Holland-Kaye has already slashed nearly a fifth of Heathrow's staff and wants to avoid more cuts, but says he cannot rule out swinging the axe again until there is greater clarity about the airport's outlook.
However, Ryanair's Brady says Europe's biggest airline will most likely cut fewer than the 3000 roles it initially flagged in May. Furlong says that's "probably because they have one eye on a growth agenda".
Every crisis produces winners and losers, and Wizz is looking to buck the trend and use its low-cost base to strike when many of its competitors are on their knees.
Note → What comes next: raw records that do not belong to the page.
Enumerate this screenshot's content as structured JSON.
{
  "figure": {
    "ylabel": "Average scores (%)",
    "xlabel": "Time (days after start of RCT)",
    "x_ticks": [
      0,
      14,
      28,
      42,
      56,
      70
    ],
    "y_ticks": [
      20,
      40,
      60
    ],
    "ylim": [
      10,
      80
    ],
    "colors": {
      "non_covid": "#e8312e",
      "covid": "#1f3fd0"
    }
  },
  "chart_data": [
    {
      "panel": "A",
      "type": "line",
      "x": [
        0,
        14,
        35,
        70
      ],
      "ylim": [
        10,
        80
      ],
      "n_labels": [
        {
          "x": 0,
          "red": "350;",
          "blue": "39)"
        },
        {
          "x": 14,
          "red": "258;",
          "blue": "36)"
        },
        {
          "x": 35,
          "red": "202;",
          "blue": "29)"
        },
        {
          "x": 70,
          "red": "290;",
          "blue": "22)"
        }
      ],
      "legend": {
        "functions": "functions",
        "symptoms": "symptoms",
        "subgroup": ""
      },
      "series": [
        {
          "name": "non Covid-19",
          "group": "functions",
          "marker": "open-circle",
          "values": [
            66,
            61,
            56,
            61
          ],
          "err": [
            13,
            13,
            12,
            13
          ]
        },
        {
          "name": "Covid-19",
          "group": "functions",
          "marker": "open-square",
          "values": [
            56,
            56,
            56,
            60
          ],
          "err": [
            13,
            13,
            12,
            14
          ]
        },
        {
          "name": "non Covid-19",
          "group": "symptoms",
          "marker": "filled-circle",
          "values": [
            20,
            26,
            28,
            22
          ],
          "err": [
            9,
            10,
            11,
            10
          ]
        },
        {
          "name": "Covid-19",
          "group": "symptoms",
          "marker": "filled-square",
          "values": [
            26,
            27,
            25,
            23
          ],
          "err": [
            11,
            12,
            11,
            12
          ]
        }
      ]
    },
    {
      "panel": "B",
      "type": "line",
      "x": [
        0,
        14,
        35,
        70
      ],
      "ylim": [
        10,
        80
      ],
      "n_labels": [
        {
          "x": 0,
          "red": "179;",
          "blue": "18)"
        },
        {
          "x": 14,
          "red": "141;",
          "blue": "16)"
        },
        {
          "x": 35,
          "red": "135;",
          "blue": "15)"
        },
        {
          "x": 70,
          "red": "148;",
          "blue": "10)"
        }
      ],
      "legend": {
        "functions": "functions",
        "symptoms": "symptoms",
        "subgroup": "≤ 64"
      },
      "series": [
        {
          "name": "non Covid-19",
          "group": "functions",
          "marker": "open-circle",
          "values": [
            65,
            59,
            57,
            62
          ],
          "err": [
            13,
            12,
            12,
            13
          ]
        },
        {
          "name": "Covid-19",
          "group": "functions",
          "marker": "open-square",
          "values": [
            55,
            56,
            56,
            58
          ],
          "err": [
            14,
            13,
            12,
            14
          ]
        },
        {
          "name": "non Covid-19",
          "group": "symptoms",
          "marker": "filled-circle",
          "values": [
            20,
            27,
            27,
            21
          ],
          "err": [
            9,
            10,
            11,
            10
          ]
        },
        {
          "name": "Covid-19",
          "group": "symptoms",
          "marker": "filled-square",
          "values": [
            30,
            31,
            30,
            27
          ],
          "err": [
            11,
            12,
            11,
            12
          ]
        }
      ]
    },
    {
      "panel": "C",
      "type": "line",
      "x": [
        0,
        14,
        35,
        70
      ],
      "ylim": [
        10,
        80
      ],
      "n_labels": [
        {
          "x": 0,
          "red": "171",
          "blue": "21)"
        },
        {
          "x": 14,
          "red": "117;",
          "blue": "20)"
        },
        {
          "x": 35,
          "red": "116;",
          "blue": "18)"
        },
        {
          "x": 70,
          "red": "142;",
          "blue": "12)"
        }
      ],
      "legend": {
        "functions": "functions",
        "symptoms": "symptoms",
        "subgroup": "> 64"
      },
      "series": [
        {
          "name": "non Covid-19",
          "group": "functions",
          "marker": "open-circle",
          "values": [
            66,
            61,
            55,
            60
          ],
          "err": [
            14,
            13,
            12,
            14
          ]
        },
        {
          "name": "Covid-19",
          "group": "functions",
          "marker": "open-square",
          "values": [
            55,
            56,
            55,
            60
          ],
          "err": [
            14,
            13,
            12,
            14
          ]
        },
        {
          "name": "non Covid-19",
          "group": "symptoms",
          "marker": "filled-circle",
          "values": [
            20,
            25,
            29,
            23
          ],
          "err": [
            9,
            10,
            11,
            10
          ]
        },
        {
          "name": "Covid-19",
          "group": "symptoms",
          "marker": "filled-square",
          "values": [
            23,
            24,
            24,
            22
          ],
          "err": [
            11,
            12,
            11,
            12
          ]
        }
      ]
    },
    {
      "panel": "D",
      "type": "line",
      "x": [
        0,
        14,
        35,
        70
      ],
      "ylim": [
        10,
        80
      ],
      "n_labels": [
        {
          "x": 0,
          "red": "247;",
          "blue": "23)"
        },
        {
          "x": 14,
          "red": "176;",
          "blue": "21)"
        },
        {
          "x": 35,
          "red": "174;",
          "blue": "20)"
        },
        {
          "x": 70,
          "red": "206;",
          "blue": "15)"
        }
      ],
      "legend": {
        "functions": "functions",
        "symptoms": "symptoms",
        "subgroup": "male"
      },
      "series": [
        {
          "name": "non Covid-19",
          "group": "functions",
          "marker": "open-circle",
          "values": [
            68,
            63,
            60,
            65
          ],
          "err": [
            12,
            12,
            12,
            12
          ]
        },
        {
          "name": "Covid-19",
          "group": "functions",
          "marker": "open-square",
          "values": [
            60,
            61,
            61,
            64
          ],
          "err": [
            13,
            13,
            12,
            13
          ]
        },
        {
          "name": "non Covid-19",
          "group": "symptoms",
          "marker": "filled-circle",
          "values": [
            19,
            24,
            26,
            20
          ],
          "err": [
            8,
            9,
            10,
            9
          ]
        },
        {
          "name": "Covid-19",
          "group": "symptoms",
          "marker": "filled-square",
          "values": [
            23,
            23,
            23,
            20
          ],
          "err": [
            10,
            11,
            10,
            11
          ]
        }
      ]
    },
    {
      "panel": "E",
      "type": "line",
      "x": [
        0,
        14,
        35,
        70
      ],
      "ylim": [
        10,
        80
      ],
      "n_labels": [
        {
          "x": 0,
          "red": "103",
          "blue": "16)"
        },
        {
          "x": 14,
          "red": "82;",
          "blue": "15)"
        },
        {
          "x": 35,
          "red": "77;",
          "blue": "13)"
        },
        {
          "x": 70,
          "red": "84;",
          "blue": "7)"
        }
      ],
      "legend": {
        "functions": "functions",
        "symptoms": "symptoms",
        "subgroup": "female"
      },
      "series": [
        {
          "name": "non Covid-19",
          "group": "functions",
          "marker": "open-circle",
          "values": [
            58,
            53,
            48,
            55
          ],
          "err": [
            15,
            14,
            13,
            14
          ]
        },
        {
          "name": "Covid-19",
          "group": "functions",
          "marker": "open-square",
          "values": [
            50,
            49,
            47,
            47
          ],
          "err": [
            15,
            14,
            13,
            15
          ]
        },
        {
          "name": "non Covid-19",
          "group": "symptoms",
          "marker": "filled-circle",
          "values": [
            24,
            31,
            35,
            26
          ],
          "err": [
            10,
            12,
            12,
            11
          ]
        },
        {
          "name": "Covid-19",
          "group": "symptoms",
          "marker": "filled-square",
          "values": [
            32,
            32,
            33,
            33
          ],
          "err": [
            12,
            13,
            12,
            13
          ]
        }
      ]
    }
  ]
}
Over the past three months, the Hungarian airline has announced plans to open 10 new bases across the continent, including at London's Gatwick.
Its efforts are being frustrated, however, by the suspension of a rule that forces incumbents to relinquish landing slots if they fail to use them 80 per cent of the time.
Low-cost carriers swoop
Chief executive Jozsef Varadi says: "The slot waiver is a hugely distortive measure on the market and it undermines a level playing field and protects the inefficient from the efficient.
"Looking at it from a Gatwick perspective, we are one of the few airlines that could expand and bring more capacity, bring more service, bring more employment to Gatwick and the British economy, but we are unable to do that because of airlines sitting on the slots."
Wizz announced plans on Tuesday to park parts of its fleet throughout the winter to conserve cash.
Further consolidation in the sector is inevitable, says Furlong, and prices are likely to remain low for some time as carriers with better liquidity use discounting to attract passengers.
But with the industry still in the eye of the virus-induced storm, Lundgren says the Government needs to act now to provide sector specific support.
"Time is literally running out," he says. "After all, it is due to government restrictions that we cannot fly to the extent that we see that there is demand for. That's the reason why we are making these calls."